Haigh continued, “In the official mind, difference means inferiority.” And so, like many other parts of the world, South African officials, farmer associations and farmers themselves have preferred developing imported breeds that are “all very uniform” and planting “uniform” exotic crops, he said, and have ignored the “obvious” advantages of local animals and crop varieties.
Changing tastes
Haigh is doing his best to change this attitude. He’s trying to convince “as many farmers as possible” that there’s a market for local food. “This is absolutely essential because if local farmers don’t regard indigenous crops and animals as valuable, and if they listen to people who tell them they will only make money by farming with exotic breeds of animals and imported crops, then obviously the production of local food will suffer,” he said.
Then, Haigh maintained, products such as his free range eggs will never be available to consumers, despite their quality. “At the market where we sell our surplus eggs, people say, ‘Shu, but these eggs!
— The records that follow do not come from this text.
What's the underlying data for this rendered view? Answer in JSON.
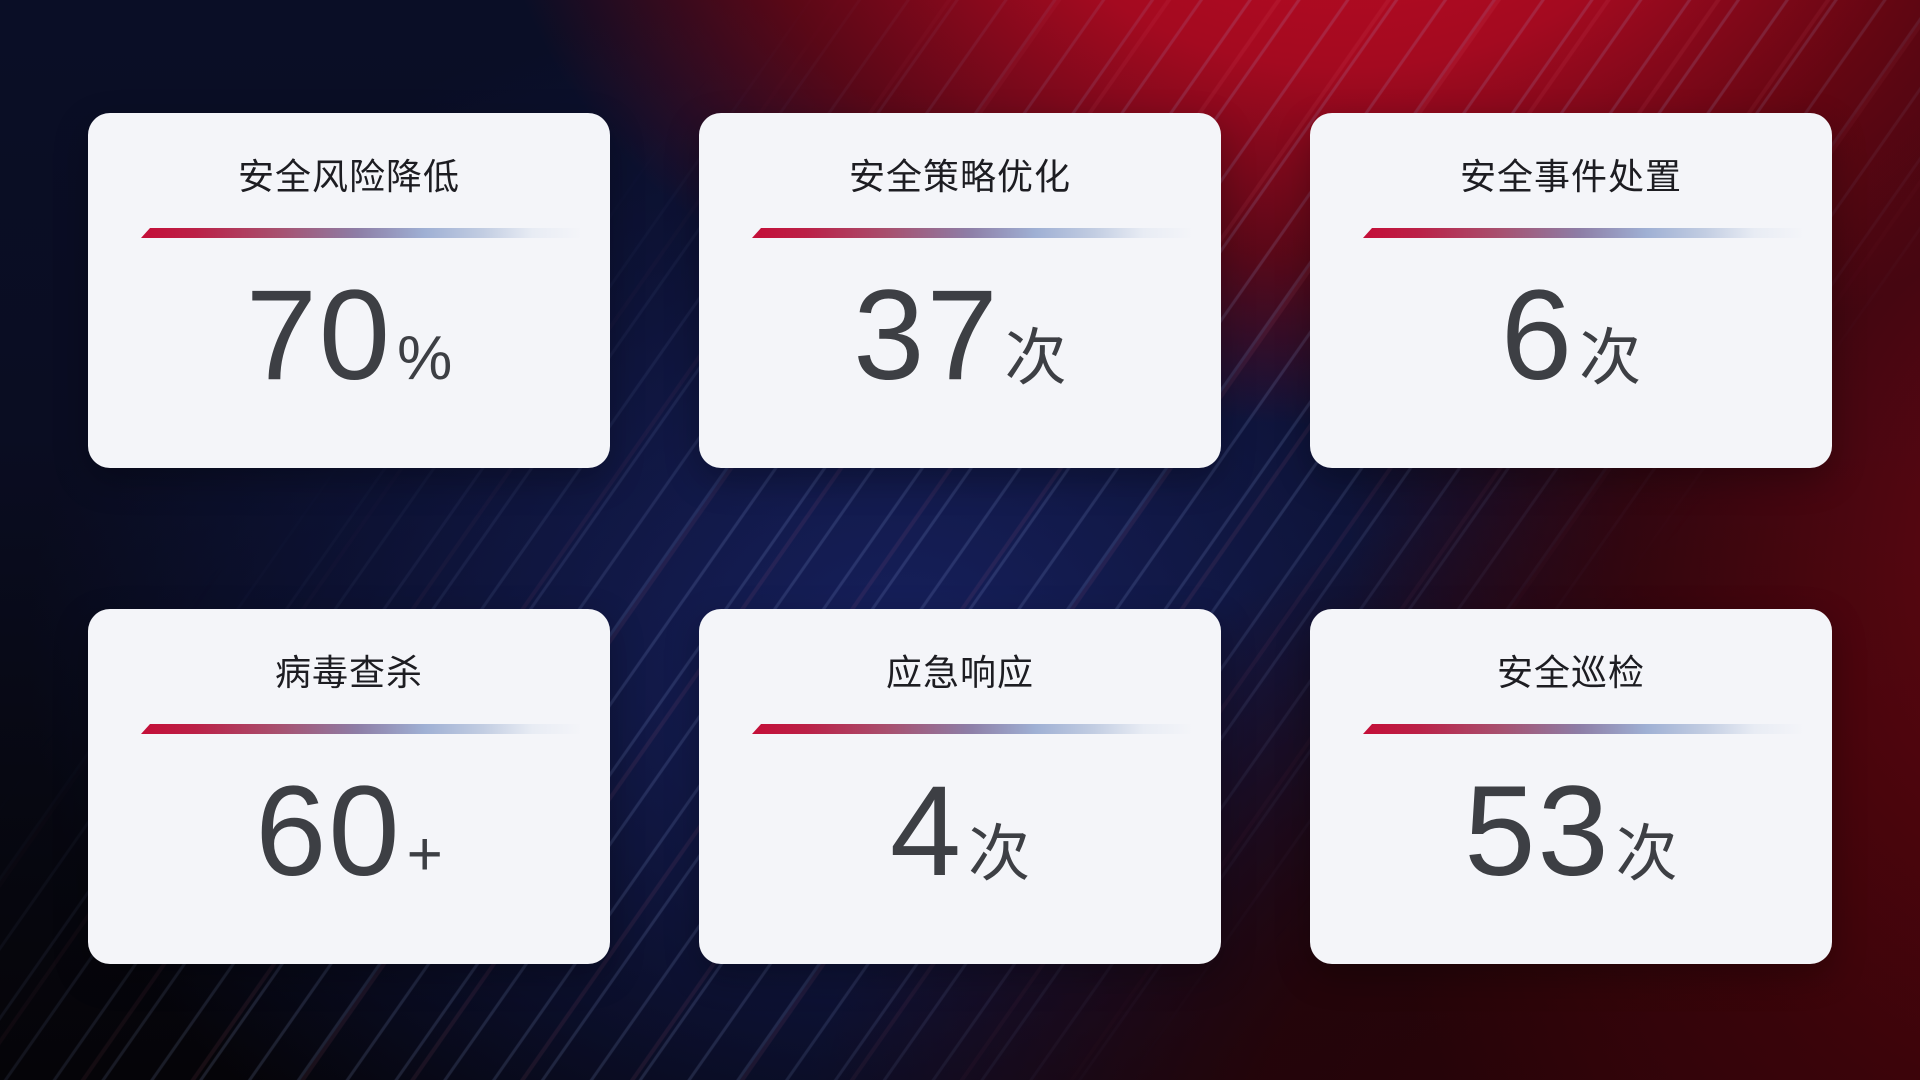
{
  "cards": [
    {
      "title": "安全风险降低",
      "value": "70",
      "suffix": "%"
    },
    {
      "title": "安全策略优化",
      "value": "37",
      "suffix": "次"
    },
    {
      "title": "安全事件处置",
      "value": "6",
      "suffix": "次"
    },
    {
      "title": "病毒查杀",
      "value": "60",
      "suffix": "+"
    },
    {
      "title": "应急响应",
      "value": "4",
      "suffix": "次"
    },
    {
      "title": "安全巡检",
      "value": "53",
      "suffix": "次"
    }
  ],
  "colors": {
    "card_background": "#f4f5f9",
    "title_text": "#1d1d22",
    "value_text": "#3d3f44",
    "divider_start": "#c40e38",
    "divider_mid": "#8d7da6",
    "divider_end": "#c2cde2",
    "background_navy": "#0d1340",
    "background_red": "#b00c22",
    "background_dark_maroon": "#2d0509",
    "background_black": "#050408"
  }
}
Look at all the different colors!’ We say, ‘Well, we have different types of chickens, you know!’ There’s a market for that.”
Haigh’s convinced consumer tastes have changed. “They’re willing to try different, new things; many no longer want the same uniform kind of food,” he insisted. “There is a real place for small scale producers, working on an agro-ecological system, to produce food and to complement an industrial [agricultural] system.”
Bigger is not best
Another perception Haigh’s combating is the one that says to be a successful farmer, one has to run a massive commercial, technical operation producing tons of food. For too long now, he said, South Africa’s emerging black farmers especially have had an attitude that to be successful, they must manage big farms.
“I try to tell them that they can still have relatively small farms and be profitable. Of course, many still think that to be successful they must have the biggest farms and make heaps of money, because they’ve been seduced by South Africa’s extremely high-tech, streamlined and very corporate farming system,” Haigh explained.
He described it as a “myth” that the only way to end hunger was through increasing numbers of “factory” farms. “The way to easing hunger seems to me to be to develop more small scale food producers, because these are the people who are better able to serve local, hungry populations because they live directly among these populations,” Haigh said.
He therefore maintained that small agro-ecological farms like his, that are producing smaller yields but higher quality food, also have a valuable contribution to make in feeding the globe’s population.
‘Never superrich’
Haigh acknowledges he’s a “dreamer,” hoping for a time in the future when farmers farm because of a love for their vocation, and respect for their land, crops and animals…not “solely” because of a love of money.
“There’s a Sotho poet who once said, ‘Let what you do be what you love,’” he said, laughing. “We have no illusions that we are going to have a three-week holiday every year and travel overseas and whatever. We live a simple but a very, very rich life…We are just ‘being’ in a way, but we are doing what we love.”
Haigh knows he’ll never be a “superrich” farmer, but he’s at peace knowing that he’s doing what he can to supply a “small corner” of the world with healthy food, and to preserve some of South Africa’s indigenous animals and crops.